1. Refus de suspension de l’arrêté et du décret du 27 novembre 2019

Ainsi, selon requête enregistrée le 21 février 2020, le Collectif des maires antipesticides a sollicité du Juge des référés du Conseil d’État la suspension desdits décret et arrêté estimant que les distances imposées (20, 10 et 5 mètres) étaient insuffisantes. Néanmoins, le 14 février dernier , la juridiction a débouté le requérant (CE, 14 février 2020, req. 437814). Les distances préconisées étant conformes aux préconisations de l’ANSES, l’urgence n’était pas caractérisée. Relevons toutefois que le fond de l’affaire n’est pas encore jugé et qu’il en sera peut-être différemment compte tenu des recherches et études actuellement en cours.

Par ailleurs, la juridiction a rappelé que le pouvoir de police générale du maire « doit s’exercer dans le respect des dispositions législatives qui confient au ministre un pouvoir de police spécial en la matière ». Reste alors à savoir de quelle manière s’articulent les deux polices.

 

2. Possibilité de police générale subsidiaire restreinte par l’arrêté et le décret du 27 novembre 2019

Début 2020, certains arrêtés municipaux interdisant ou limitant l’utilisation de certains produits phytopharmaceutiques ainsi que de l’herbicide Glyphosate ont été déférés par le préfet de la Seine-Saint-Denis au Tribunal administratif de Montreuil. Le 3 mars 2020, la juridiction a rendusept ordonnances (TA Montreuil, ord., 3 mars 2020, n° 2002102, n° 2002165, n° 2002059, n° 2001852, n° 2001800, n° 2001642, n° 2001526). La juridiction s’est d’abord employée à constater que la compétence du Maire sur le fondement de ses pouvoirs de police générale est subsidiaire car limitée aux « cas de danger grave ou imminent ou de circonstances locales particulières ». Puis, la juridiction a constaté le danger desdits produits et la carence de la police spéciale. En effet, tous les arrêtés déférés ont été pris entre le 29 aout et le 10 octobre 2019, soit avant les mesures prises le 27 novembre 2019. Enfin, la juridiction s’est attachée à étudier l’existence de circonstances locales particulières justifiant l’arrêté municipal. Il est ressorti de cette analyse la suspension de deux arrêtés pour défaut de circonstance locales particulières et le rejet de cinq demandes.

Notons donc que, la juridiction semble finalement confirmer la possibilité d’une intervention subsidiaire du maire malgré la police spéciale exclusive de l’État. Néanmoins, cette possibilité se trouve amoindrie depuis l’édiction de l’arrêté et du décret du 27 novembre 2019. En effet, sauf à justifier de circonstances locales particulières qui ne seraient pas prévues par l’arrêté et le décret susvisés, les maires doivent, dans l’attente de leur contestation au fond, s’en remettre aux distances prévues, si minimes soient-elles.

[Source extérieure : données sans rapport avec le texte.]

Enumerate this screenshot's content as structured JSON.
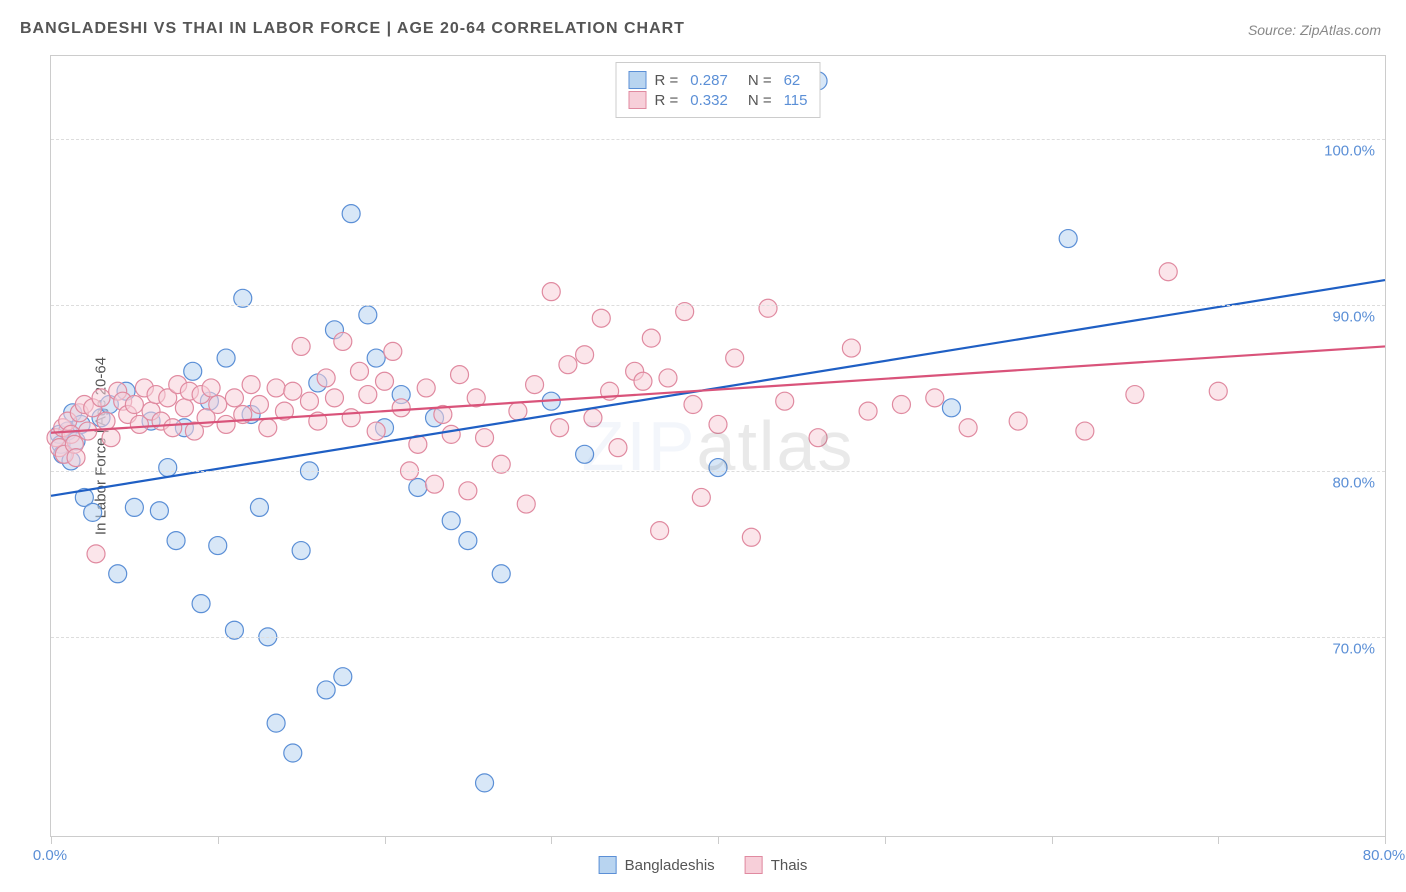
{
  "title": "BANGLADESHI VS THAI IN LABOR FORCE | AGE 20-64 CORRELATION CHART",
  "source": "Source: ZipAtlas.com",
  "y_axis_label": "In Labor Force | Age 20-64",
  "watermark_prefix": "ZIP",
  "watermark_suffix": "atlas",
  "chart": {
    "type": "scatter-with-trend",
    "xlim": [
      0,
      80
    ],
    "ylim": [
      58,
      105
    ],
    "x_ticks": [
      0,
      10,
      20,
      30,
      40,
      50,
      60,
      70,
      80
    ],
    "x_tick_labels": {
      "0": "0.0%",
      "80": "80.0%"
    },
    "y_ticks": [
      70,
      80,
      90,
      100
    ],
    "y_tick_labels": {
      "70": "70.0%",
      "80": "80.0%",
      "90": "90.0%",
      "100": "100.0%"
    },
    "background_color": "#ffffff",
    "grid_color": "#dddddd",
    "border_color": "#cccccc",
    "marker_radius": 9,
    "marker_opacity": 0.55,
    "marker_stroke_width": 1.2,
    "trend_line_width": 2.2,
    "series": [
      {
        "name": "Bangladeshis",
        "fill_color": "#b8d4f0",
        "stroke_color": "#5b8fd6",
        "line_color": "#1f5fc4",
        "R": "0.287",
        "N": "62",
        "trend": {
          "x1": 0,
          "y1": 78.5,
          "x2": 80,
          "y2": 91.5
        },
        "points": [
          [
            0.5,
            82.2
          ],
          [
            0.6,
            81.6
          ],
          [
            0.7,
            81.0
          ],
          [
            1.0,
            82.4
          ],
          [
            1.2,
            80.6
          ],
          [
            1.3,
            83.5
          ],
          [
            1.5,
            81.8
          ],
          [
            1.8,
            82.8
          ],
          [
            2.0,
            78.4
          ],
          [
            2.5,
            77.5
          ],
          [
            3.0,
            83.2
          ],
          [
            3.5,
            84.0
          ],
          [
            4.0,
            73.8
          ],
          [
            4.5,
            84.8
          ],
          [
            5.0,
            77.8
          ],
          [
            6.0,
            83.0
          ],
          [
            6.5,
            77.6
          ],
          [
            7.0,
            80.2
          ],
          [
            7.5,
            75.8
          ],
          [
            8.0,
            82.6
          ],
          [
            8.5,
            86.0
          ],
          [
            9.0,
            72.0
          ],
          [
            9.5,
            84.2
          ],
          [
            10.0,
            75.5
          ],
          [
            10.5,
            86.8
          ],
          [
            11.0,
            70.4
          ],
          [
            11.5,
            90.4
          ],
          [
            12.0,
            83.4
          ],
          [
            12.5,
            77.8
          ],
          [
            13.0,
            70.0
          ],
          [
            13.5,
            64.8
          ],
          [
            14.5,
            63.0
          ],
          [
            15.0,
            75.2
          ],
          [
            15.5,
            80.0
          ],
          [
            16.0,
            85.3
          ],
          [
            16.5,
            66.8
          ],
          [
            17.0,
            88.5
          ],
          [
            17.5,
            67.6
          ],
          [
            18.0,
            95.5
          ],
          [
            19.0,
            89.4
          ],
          [
            19.5,
            86.8
          ],
          [
            20.0,
            82.6
          ],
          [
            21.0,
            84.6
          ],
          [
            22.0,
            79.0
          ],
          [
            23.0,
            83.2
          ],
          [
            24.0,
            77.0
          ],
          [
            25.0,
            75.8
          ],
          [
            26.0,
            61.2
          ],
          [
            27.0,
            73.8
          ],
          [
            30.0,
            84.2
          ],
          [
            32.0,
            81.0
          ],
          [
            40.0,
            80.2
          ],
          [
            46.0,
            103.5
          ],
          [
            54.0,
            83.8
          ],
          [
            61.0,
            94.0
          ]
        ]
      },
      {
        "name": "Thais",
        "fill_color": "#f7cfd9",
        "stroke_color": "#e08aa0",
        "line_color": "#d9537a",
        "R": "0.332",
        "N": "115",
        "trend": {
          "x1": 0,
          "y1": 82.3,
          "x2": 80,
          "y2": 87.5
        },
        "points": [
          [
            0.3,
            82.0
          ],
          [
            0.5,
            81.4
          ],
          [
            0.7,
            82.6
          ],
          [
            0.8,
            81.0
          ],
          [
            1.0,
            83.0
          ],
          [
            1.2,
            82.2
          ],
          [
            1.4,
            81.6
          ],
          [
            1.5,
            80.8
          ],
          [
            1.7,
            83.5
          ],
          [
            2.0,
            84.0
          ],
          [
            2.2,
            82.4
          ],
          [
            2.5,
            83.8
          ],
          [
            2.7,
            75.0
          ],
          [
            3.0,
            84.4
          ],
          [
            3.3,
            83.0
          ],
          [
            3.6,
            82.0
          ],
          [
            4.0,
            84.8
          ],
          [
            4.3,
            84.2
          ],
          [
            4.6,
            83.4
          ],
          [
            5.0,
            84.0
          ],
          [
            5.3,
            82.8
          ],
          [
            5.6,
            85.0
          ],
          [
            6.0,
            83.6
          ],
          [
            6.3,
            84.6
          ],
          [
            6.6,
            83.0
          ],
          [
            7.0,
            84.4
          ],
          [
            7.3,
            82.6
          ],
          [
            7.6,
            85.2
          ],
          [
            8.0,
            83.8
          ],
          [
            8.3,
            84.8
          ],
          [
            8.6,
            82.4
          ],
          [
            9.0,
            84.6
          ],
          [
            9.3,
            83.2
          ],
          [
            9.6,
            85.0
          ],
          [
            10.0,
            84.0
          ],
          [
            10.5,
            82.8
          ],
          [
            11.0,
            84.4
          ],
          [
            11.5,
            83.4
          ],
          [
            12.0,
            85.2
          ],
          [
            12.5,
            84.0
          ],
          [
            13.0,
            82.6
          ],
          [
            13.5,
            85.0
          ],
          [
            14.0,
            83.6
          ],
          [
            14.5,
            84.8
          ],
          [
            15.0,
            87.5
          ],
          [
            15.5,
            84.2
          ],
          [
            16.0,
            83.0
          ],
          [
            16.5,
            85.6
          ],
          [
            17.0,
            84.4
          ],
          [
            17.5,
            87.8
          ],
          [
            18.0,
            83.2
          ],
          [
            18.5,
            86.0
          ],
          [
            19.0,
            84.6
          ],
          [
            19.5,
            82.4
          ],
          [
            20.0,
            85.4
          ],
          [
            20.5,
            87.2
          ],
          [
            21.0,
            83.8
          ],
          [
            21.5,
            80.0
          ],
          [
            22.0,
            81.6
          ],
          [
            22.5,
            85.0
          ],
          [
            23.0,
            79.2
          ],
          [
            23.5,
            83.4
          ],
          [
            24.0,
            82.2
          ],
          [
            24.5,
            85.8
          ],
          [
            25.0,
            78.8
          ],
          [
            25.5,
            84.4
          ],
          [
            26.0,
            82.0
          ],
          [
            27.0,
            80.4
          ],
          [
            28.0,
            83.6
          ],
          [
            28.5,
            78.0
          ],
          [
            29.0,
            85.2
          ],
          [
            30.0,
            90.8
          ],
          [
            30.5,
            82.6
          ],
          [
            31.0,
            86.4
          ],
          [
            32.0,
            87.0
          ],
          [
            32.5,
            83.2
          ],
          [
            33.0,
            89.2
          ],
          [
            33.5,
            84.8
          ],
          [
            34.0,
            81.4
          ],
          [
            35.0,
            86.0
          ],
          [
            35.5,
            85.4
          ],
          [
            36.0,
            88.0
          ],
          [
            36.5,
            76.4
          ],
          [
            37.0,
            85.6
          ],
          [
            38.0,
            89.6
          ],
          [
            38.5,
            84.0
          ],
          [
            39.0,
            78.4
          ],
          [
            40.0,
            82.8
          ],
          [
            41.0,
            86.8
          ],
          [
            42.0,
            76.0
          ],
          [
            43.0,
            89.8
          ],
          [
            44.0,
            84.2
          ],
          [
            46.0,
            82.0
          ],
          [
            48.0,
            87.4
          ],
          [
            49.0,
            83.6
          ],
          [
            51.0,
            84.0
          ],
          [
            53.0,
            84.4
          ],
          [
            55.0,
            82.6
          ],
          [
            58.0,
            83.0
          ],
          [
            62.0,
            82.4
          ],
          [
            65.0,
            84.6
          ],
          [
            67.0,
            92.0
          ],
          [
            70.0,
            84.8
          ]
        ]
      }
    ]
  },
  "stat_legend": {
    "R_label": "R =",
    "N_label": "N ="
  },
  "bottom_legend_labels": [
    "Bangladeshis",
    "Thais"
  ]
}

Notons également que les maires sont appelés à modifier ou abroger les arrêtés antérieurs. En effet, la juridiction s’est efforcée de rappeler l’obligation de mettre les actes administratifs en conformité avec les nouveaux textes en précisant que, même si elle est « sans incidence sur la légalité de la décision », l’existence au jour de l’ordonnance du décret et de l’arrêté du 27 novembre 2019 « pourrait entrainer l’obligation pour son auteur de l’abroger ou de l’adapter ».